Pek çok büyük markanın ürettiği pek çok model, yeni yayınlanan tebliğe takılıp Türk pazarına giremeyecekler.
Bunlar ya fiyat avantajına sahip lüks modeller ya da yerli üretilen aracın segmentinde olup fiyat açısından daha avantajlı ya da daha kaliteli olan araçlar.
Tebliğden sadece Çinliler değil, Japon, Kore, Avrupa’dan pek çok marka etkileniyor.
Ve görüyoruz ki, Türkiye geçmişinden asla ders falan almıyor.
Gençler bilmez, Türkiye’de 1990’lı yılların ortasına kadar otomobil ithalatında büyük kısıtlamalar vardı.
1970’lerde yerli sanayiyi korumak için alınan bir kararla 1,6 litreden büyük motor hacimli otomobil ithal etmek yasaktı, küçük motorlu otomobiller için de yüksek gümrük vergileri vardı.
Bu vergiler ile yerli otomobil üreticisi Koç Grubu ve askerlere ait OYAK korunuyordu.

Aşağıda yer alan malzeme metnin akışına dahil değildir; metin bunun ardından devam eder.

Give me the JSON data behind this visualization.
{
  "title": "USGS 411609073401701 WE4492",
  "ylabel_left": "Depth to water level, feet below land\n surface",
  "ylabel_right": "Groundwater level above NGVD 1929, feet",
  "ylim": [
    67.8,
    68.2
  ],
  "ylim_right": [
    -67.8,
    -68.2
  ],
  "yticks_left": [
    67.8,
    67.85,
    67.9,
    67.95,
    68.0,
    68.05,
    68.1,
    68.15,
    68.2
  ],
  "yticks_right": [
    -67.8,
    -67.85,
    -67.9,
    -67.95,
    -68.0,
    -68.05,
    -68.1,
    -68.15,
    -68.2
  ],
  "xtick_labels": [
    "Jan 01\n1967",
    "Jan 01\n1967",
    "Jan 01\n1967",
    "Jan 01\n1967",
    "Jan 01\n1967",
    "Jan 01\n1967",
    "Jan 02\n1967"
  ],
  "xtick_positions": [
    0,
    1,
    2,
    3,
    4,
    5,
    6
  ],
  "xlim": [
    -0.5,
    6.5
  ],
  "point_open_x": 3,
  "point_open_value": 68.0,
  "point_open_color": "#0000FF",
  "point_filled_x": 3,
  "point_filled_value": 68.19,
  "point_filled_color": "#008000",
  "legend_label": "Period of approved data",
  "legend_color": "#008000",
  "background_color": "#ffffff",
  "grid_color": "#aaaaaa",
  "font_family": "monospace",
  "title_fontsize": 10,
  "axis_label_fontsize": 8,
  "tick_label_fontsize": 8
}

Koç Grubu Türkiye’de Ford ve FIAT, OYAK Grubu ise Renault lisansı ile otomobil üretiyordu.
Bunlar genelde bu markaların başka ülkelerde üretimini durdurdukları eski modeller oluyordu.
Koç yıllarca kuş serisi adı altında çağdışı kalmış Murat 131’leri, Avrupa’da esamisi okunmayan Ford Taunus’ları, Renault ise bir benzeri sadece Romanya’da Dacia markası ile üretilen Renault 12 ve sonrasında Renault 9’ları üretmişti.
Yine de Renault bir tık daha iyiydi, çünkü Renault 11 ve 21 modellerini de gümrük duvarları yıkılmadan önce de üretmeye başlamıştı.
Sonra Türkiye’nin AB ile gümrük birliği yapması gündeme geldi.
Koç Grubu bunu engellemek için bütün gücü ile atağa kalktı.
Reklam gücünün de etkisiyle, tüm gazetelerde gümrük duvarlarının kalkması halinde Türk otomobil sanayinin biteceğine herkesi inandırmaya çalıştı.